Choi, 39, and his parents usually live in Chuseok in South Jeolla County, where their father grew up. But she is skipping a trip this year because her mother is not feeling well, she said, and she is planning to go on holiday to watch Netflix.
“We feel like a ruin these days,” Choi said, sitting on a bench outside the cafe. “I am a very active and outgoing person, but some obstacles have arisen among us.”
Mr Joo, a retailer, said he and his wife often live in Chuseok walking between the southern city of Gwangju, where his parents live, and his parents’ house in Sunchang County.
Two weeks ago, her parents advised her not to come this year, based on government advice.
He agreed, but it did not alleviate his temporary anxieties and frustrations.
“When there is a timeline, people have hope,” says Joo, who lives in a remote area. “But I’m scared because we don’t know if this will end.”
Joo said the family would miss the stories of their fathers telling them about their upbringing in the Japanese occupation in the northeastern part of China known as Manchuria, and the hardships of life in South Korea in the late 1950’s.

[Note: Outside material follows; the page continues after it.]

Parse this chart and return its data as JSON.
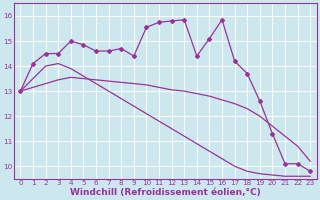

The couple’s daughter, Joo Hyena, 26, said many young people in South Korea felt that the plague had left them “thrown away and thrown to the ground.”
“For people who are looking for a job or who have just been hired for the first time, getting a job is not what they want or think,” says Ms Joo, who recently quit her job at a global beauty company.
As for Chuseok, he said, young people often find it difficult because relatives often ask questions about their jobs and relationships.
But Ms. Joo added that the holiday has a “light energy” that allows people to live together. One of his best memories, he said, was a ride in the rice and pepper fields in early autumn, on the back of a motorcycle for his late grandmother.
“It makes us feel so generous and generous, putting so much time and effort into preparing food and gifts for each other, as some would feel at Christmas,” Ms. Joo said of Chuseok’s past celebrations. “But this year things have split, and the roads look exciting.”
Jun Michael Park quotes from Seoul and Mike Ives from Hong Kong.